6: ‘GREAT WEST RING OF FIRE’ IN THE USA
This year, according to astronomers, North America will experience the golden age of solar eclipses. in 2023, “ring of Fire” An annular solar eclipse, also called an annular solar eclipse, will be visible in many parts of the United States.
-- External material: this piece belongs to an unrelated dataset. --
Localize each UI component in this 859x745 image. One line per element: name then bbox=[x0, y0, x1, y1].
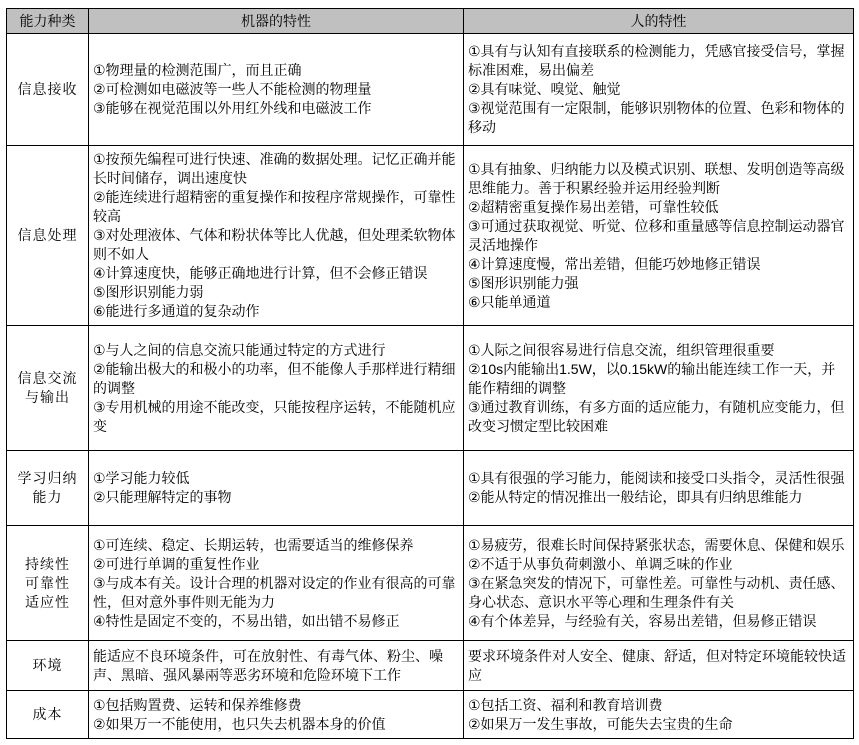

Here are the places and seconds to see the ‘Great Western Ring of Fire Eclipse’ in America:
- Bryce Canyon National Park, Utah (2 minutes 15 seconds)
- Canyonlands National Park, Utah (2 minutes 24 seconds)
- Chaco Culture National Historic Park, New Mexico (4 minutes 42 seconds)
- Crater Lake National Park, Oregon (4 minutes 19 seconds)
- Mesa Verde National Park, Colorado (2 minutes 58 seconds)
- Natural Bridges National Monument, Utah (4 minutes 28 seconds)
7: WRAPPED OF THE BIELA Comet Slams into the Earth
Comet Biela is a periodic comet of the Jupiter family, first recorded by Montaigne and Charles Messier in 1772, and finally described as periodic by Wilhelm Von Biela in 1826.
Comet Bela, which was later observed to split in two, was not seen again after 1852. Its remains were thought to have been destroyed for some time, though it seemed to have survived a meteor shower as andromedids. But by 2023, a rare fraction of what’s left of the so-called Andromedids meteor shower is thought to be visible, as around 60 “shooting stars” are expected to become visible per hour.